俺を嫉妬させるなんていい度胸だ〜御曹司からの過度な溺愛〜

せいとも

ダブルストーカーの行方【10】

「お前らのせいで、ここに住めなくなったんだぞ?それに、芹は俺のだ」

「お前がお前が…お前が現れなければ、俺たちの芹奈ちゃんのままだったんだ」

 手には小型のナイフを持っている。

「止めて」芹が大声で叫ぶ。

 そこへ、複数の男が勢いよく男に駆け寄る。一人が男の手からナイフを蹴り上げ、二人が男を拘束した。

「大丈夫でしたか?」

「ああ」

「ご協力ありがとうございました」

「いえ。いつまでも解決しないと困りますので」

「…どういうこと?」芹だけが状況を把握していない。

「ああ、すまない。
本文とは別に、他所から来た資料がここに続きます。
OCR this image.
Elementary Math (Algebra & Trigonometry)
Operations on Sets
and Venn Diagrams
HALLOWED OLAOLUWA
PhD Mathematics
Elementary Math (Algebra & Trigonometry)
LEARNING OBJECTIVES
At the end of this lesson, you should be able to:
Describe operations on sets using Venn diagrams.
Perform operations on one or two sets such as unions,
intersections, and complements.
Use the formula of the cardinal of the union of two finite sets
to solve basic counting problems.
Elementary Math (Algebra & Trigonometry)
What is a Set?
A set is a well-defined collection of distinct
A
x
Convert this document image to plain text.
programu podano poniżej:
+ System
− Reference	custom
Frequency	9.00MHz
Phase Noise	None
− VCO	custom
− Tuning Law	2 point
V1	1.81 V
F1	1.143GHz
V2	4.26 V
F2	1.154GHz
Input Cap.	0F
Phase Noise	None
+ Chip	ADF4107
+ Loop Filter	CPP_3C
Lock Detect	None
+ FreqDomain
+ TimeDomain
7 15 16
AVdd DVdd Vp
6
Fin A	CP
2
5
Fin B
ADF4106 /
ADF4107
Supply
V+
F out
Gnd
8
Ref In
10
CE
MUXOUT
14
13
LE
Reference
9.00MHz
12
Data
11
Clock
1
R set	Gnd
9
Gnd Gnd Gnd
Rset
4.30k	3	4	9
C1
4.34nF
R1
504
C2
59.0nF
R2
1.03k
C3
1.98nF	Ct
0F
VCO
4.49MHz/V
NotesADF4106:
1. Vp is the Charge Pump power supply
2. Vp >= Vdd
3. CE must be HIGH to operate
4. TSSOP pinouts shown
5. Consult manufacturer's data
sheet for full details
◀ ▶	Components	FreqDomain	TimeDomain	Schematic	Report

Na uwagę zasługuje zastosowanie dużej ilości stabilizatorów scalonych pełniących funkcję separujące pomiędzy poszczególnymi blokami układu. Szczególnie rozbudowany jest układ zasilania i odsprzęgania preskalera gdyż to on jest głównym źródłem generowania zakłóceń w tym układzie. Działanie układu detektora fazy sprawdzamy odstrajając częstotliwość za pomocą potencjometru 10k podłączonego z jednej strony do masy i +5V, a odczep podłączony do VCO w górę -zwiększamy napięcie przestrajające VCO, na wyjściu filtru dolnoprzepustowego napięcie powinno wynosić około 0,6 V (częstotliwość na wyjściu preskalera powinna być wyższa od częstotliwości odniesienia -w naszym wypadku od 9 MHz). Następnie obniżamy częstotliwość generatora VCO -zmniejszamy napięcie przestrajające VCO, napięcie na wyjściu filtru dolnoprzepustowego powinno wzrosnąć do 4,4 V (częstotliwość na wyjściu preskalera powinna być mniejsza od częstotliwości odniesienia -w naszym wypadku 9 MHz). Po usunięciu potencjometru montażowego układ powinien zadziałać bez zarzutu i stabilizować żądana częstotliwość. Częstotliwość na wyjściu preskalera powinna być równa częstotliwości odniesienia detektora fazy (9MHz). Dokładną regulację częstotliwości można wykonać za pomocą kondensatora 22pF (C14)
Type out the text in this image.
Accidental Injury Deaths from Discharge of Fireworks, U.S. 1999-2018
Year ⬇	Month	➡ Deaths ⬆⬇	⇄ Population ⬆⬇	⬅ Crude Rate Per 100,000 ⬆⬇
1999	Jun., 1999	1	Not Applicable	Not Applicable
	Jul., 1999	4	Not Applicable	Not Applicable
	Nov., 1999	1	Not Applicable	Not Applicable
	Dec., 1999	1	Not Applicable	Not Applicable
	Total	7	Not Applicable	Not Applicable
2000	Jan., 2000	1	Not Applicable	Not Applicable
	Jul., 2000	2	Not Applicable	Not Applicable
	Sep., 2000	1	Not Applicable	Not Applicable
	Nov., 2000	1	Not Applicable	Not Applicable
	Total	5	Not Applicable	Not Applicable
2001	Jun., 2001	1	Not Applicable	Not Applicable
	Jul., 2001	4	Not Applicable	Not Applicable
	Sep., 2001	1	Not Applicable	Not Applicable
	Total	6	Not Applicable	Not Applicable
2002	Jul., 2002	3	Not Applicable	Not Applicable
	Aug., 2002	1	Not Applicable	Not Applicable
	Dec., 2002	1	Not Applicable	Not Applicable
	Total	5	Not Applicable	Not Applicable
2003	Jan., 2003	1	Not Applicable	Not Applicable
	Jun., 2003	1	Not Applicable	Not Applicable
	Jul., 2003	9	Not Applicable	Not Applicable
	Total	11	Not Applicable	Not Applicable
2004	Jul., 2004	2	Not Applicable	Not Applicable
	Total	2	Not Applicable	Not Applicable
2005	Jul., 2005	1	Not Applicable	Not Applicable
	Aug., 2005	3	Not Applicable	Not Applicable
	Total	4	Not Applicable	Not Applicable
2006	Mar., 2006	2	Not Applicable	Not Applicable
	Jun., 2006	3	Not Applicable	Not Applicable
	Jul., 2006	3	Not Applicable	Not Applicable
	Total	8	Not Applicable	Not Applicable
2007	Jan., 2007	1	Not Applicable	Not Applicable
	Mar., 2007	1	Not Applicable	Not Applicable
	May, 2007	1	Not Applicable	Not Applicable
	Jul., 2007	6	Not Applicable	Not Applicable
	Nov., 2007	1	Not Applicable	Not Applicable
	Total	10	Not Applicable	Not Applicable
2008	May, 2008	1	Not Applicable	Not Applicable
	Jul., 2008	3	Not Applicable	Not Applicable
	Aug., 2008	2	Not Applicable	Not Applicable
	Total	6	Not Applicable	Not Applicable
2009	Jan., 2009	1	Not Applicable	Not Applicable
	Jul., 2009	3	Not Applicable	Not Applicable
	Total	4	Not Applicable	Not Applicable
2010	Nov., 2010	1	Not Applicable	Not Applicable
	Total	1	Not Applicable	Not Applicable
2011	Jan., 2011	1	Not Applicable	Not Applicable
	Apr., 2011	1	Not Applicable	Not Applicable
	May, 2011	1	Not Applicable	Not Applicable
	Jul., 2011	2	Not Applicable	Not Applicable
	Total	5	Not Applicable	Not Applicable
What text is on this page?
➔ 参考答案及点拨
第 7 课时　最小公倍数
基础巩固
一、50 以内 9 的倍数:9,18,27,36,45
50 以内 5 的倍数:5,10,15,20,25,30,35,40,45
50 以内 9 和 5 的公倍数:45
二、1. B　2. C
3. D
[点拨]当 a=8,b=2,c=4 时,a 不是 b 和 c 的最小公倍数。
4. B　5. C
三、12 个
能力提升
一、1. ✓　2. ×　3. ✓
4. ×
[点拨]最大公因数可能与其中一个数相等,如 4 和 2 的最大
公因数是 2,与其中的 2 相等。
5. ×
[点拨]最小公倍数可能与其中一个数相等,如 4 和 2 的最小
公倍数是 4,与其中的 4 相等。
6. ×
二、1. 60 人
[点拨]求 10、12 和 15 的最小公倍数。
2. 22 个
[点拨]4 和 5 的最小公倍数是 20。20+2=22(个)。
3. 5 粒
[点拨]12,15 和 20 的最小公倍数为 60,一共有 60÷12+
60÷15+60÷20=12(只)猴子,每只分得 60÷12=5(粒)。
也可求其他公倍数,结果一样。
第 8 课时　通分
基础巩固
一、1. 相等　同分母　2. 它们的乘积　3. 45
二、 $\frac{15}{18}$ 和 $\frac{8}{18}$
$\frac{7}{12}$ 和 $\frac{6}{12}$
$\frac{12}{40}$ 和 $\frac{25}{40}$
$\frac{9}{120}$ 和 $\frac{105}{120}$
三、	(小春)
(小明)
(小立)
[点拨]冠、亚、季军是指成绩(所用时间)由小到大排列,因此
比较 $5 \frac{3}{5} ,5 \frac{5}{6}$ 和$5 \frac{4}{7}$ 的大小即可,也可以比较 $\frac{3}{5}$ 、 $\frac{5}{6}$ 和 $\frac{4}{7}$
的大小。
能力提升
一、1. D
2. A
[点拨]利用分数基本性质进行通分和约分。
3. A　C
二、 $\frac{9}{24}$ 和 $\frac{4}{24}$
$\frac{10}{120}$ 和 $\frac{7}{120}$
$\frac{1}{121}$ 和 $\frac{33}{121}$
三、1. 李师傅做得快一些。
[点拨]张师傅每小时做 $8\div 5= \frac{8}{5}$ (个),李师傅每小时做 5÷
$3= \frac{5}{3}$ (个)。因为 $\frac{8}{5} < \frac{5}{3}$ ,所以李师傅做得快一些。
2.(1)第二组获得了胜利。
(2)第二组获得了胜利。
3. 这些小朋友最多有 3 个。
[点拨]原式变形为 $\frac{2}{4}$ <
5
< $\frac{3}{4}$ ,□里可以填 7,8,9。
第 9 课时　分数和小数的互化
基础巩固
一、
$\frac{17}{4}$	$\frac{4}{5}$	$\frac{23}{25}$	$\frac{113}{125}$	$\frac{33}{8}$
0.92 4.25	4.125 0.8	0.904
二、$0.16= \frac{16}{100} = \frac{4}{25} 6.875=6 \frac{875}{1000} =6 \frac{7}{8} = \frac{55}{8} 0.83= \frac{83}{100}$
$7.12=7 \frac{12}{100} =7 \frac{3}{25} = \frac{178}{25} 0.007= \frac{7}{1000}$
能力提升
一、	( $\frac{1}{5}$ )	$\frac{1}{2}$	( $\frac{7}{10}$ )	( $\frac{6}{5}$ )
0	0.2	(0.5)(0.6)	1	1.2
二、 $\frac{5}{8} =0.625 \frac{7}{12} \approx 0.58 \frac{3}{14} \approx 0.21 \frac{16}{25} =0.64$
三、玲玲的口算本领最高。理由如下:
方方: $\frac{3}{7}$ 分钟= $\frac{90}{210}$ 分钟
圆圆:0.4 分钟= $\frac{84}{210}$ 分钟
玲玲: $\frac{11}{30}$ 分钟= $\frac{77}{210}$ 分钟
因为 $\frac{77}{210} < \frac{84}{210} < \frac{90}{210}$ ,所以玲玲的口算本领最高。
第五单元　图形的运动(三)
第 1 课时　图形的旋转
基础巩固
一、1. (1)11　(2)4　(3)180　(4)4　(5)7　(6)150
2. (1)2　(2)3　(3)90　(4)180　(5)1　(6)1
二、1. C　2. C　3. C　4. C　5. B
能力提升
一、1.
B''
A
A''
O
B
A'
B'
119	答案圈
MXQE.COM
こちらは警察の方たちだ」

「えっ?」

「捜査していくうちに、主犯格らしい男だけが連絡が取れなくて、このマンション周辺で度々目撃されてたらしいんだ」

「驚かせてしまいましたね。新城さんには、マンションに立ち寄ることがあれば、事前に連絡を入れてほしいとお願いしてたんです。さっきの男が、成宮さんの後をつけてマンションの情報を流していたんです。顔を合わせたことは?」

 すでに男は連れて行かれた後だ。

「ん〜?あっ、そういえば!」

「知ってるのか?」

「多分、いつも後ろの方から見てるだけの人のような…」

「完全なストーカーだな」

「ですね。また改めてお話をお伺いします。引っ越しされるんですよね?」

「ああ。俺のところに」

「なら安心ですね。住所を知った者には、一人ずつ警告してますし、ストーカーは二人のようです。後はマニアックな芹奈さんファンだと。見てるだけでいいそうです」

「それも腹が立つが」

「ハハッそうですね」

 嫉妬全開の暁と警察官の会話を聞き、芹の知らないところで、全ては片づいたようだ。

 もう、ストーカーに怯えることもない。今回は、暁がきっかけで過激化したが、暁とは関係なくマンションを知られていたと思うと、最悪の事態になっていたかも知れない。一人の時に、押しかけて来られていたらと…

 あのタイミングで暁に出逢ったことが、芹にとっても運命の出逢いだったのだ。